Find the greater element

#1

can you briefly explain how using stack helps us to reduce time complexity…

#2

Naive approach would be to loop through every element and find the next greatest element one by one the time complexity would be o(n^n) as for n elements we have to traverse n times

let us see the stack based approach , here what we will do is twist our logic and instead of finding next greater element , we will find for every element for whom that element is next greater element , here we will utilize the propery of stack i.e LIFO , it will be more clear with the algo .
This the algo for stack based approach : -

  • Push the first element to stack.
  • Pick rest of the elements one by one and follow the following steps in loop.
    1. Mark the current element as next .
    2. If stack is not empty, compare top element of stack with next .
    3. If next is greater than the top element,Pop element from stack. next is the next greater element for the popped element.
    4. Keep popping from the stack while the popped element is smaller than next . next becomes the next greater element for all such popped elements
  • Finally, push the next in the stack.
  • After the loop in step 2 is over, pop all the elements from stack and print -1 as next element for them.
    example :-
    1161×1253 73 KB

here notice that every element is pushed only once in the stack and popped only once out of the stack so if there are n elements so total number of stack operation would be 2*n (n times push and n times pop) so the time complexity is o(n)

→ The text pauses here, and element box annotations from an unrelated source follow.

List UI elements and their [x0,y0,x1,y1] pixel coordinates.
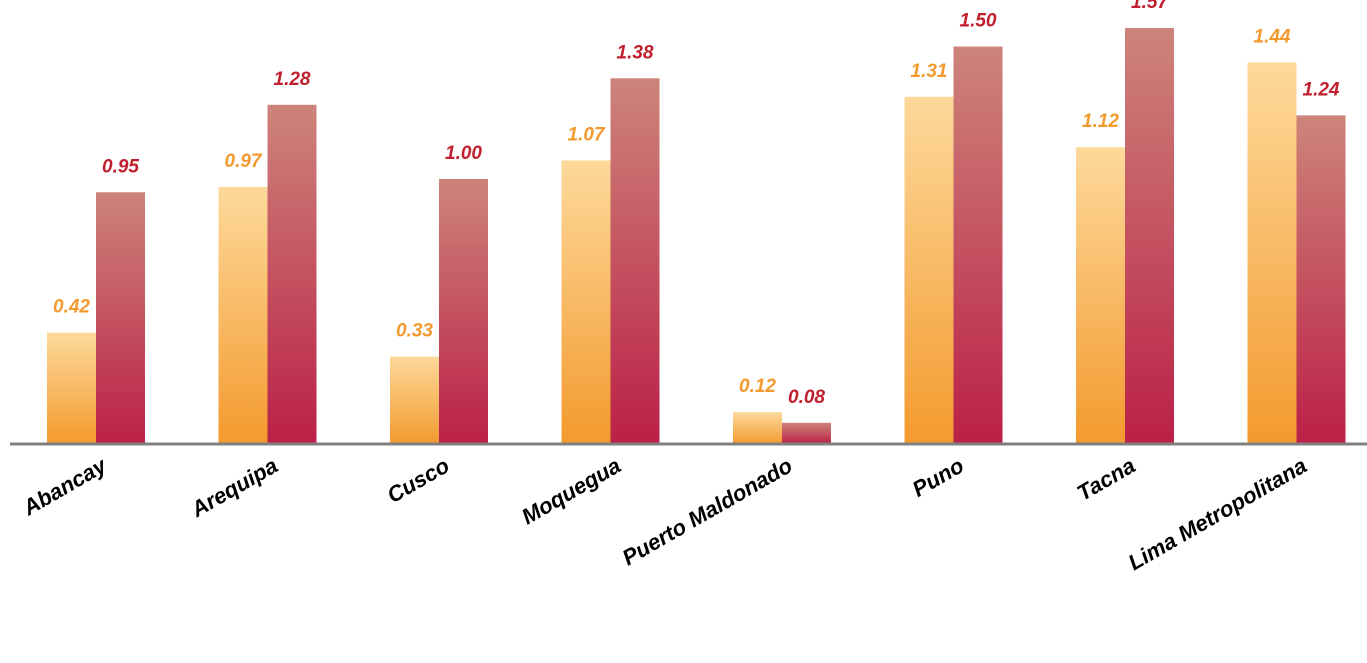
value-label: 1.24 [1303,79,1340,100]
value-label: 1.31 [911,61,948,82]
bar-lima-metropolitana-series-2 [1296,115,1346,445]
value-label: 1.00 [445,143,482,164]
value-label: 1.44 [1254,26,1291,47]
bar-moquegua-series-2 [610,78,660,445]
value-label: 1.07 [568,124,606,145]
bar-abancay-series-2 [96,192,145,444]
value-label: 0.12 [739,376,776,397]
bar-tacna-series-2 [1125,27,1174,444]
value-label: 0.42 [53,297,90,318]
category-label: Cusco [383,453,454,508]
category-label: Puno [908,453,968,502]
bars-layer [47,27,1346,445]
value-label: 1.50 [960,11,997,32]
bar-cusco-series-2 [439,179,488,444]
value-label: 1.38 [617,42,654,63]
value-label: 0.08 [788,387,825,408]
bar-abancay-series-1 [47,332,96,444]
category-label: Moquegua [517,453,625,530]
bar-moquegua-series-1 [561,160,611,444]
value-label: 1.12 [1082,111,1119,132]
value-label: 0.97 [225,151,263,172]
value-label: 0.33 [396,321,433,342]
bar-lima-metropolitana-series-1 [1247,62,1297,445]
value-labels-layer: 0.42 0.95 0.97 1.28 0.33 1.00 1.07 1.38 0.12 0.08… [53,0,1340,408]
category-label: Abancay [18,452,112,521]
bar-puerto-maldonado-series-2 [782,422,831,444]
bar-puno-series-2 [953,46,1003,444]
value-label: 1.57 [1131,0,1169,13]
bar-puno-series-1 [904,96,954,444]
value-label: 0.95 [102,156,139,177]
category-label: Puerto Maldonado [618,453,797,571]
bar-arequipa-series-1 [218,186,268,444]
bar-puerto-maldonado-series-1 [733,412,782,444]
bar-tacna-series-1 [1076,147,1125,444]
value-label: 1.28 [274,69,311,90]
category-label: Lima Metropolitana [1124,453,1311,575]
category-label: Tacna [1073,453,1140,506]
bar-arequipa-series-2 [267,104,317,445]
category-label: Arequipa [186,453,282,523]
bar-cusco-series-1 [390,356,439,444]
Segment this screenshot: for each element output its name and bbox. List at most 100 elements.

Try to implement this algo yourself , In case of any doubt feel free to ask :slight_smile:

#3

in the example next greater element for 3 is -1 but according to the question i should be 11 as array is circular

#4

in the example next greater element for 3 is -1 but according to the question it should be 11 as array is circular

#5

@soorya19k, yes the above approach i have shared is for normal array ,
for circular array i have explained the approch in this discussion :- Find the greater element question
the concept is same you just need one more pass throught the array from starting and the time complexity will be same i.e o(n)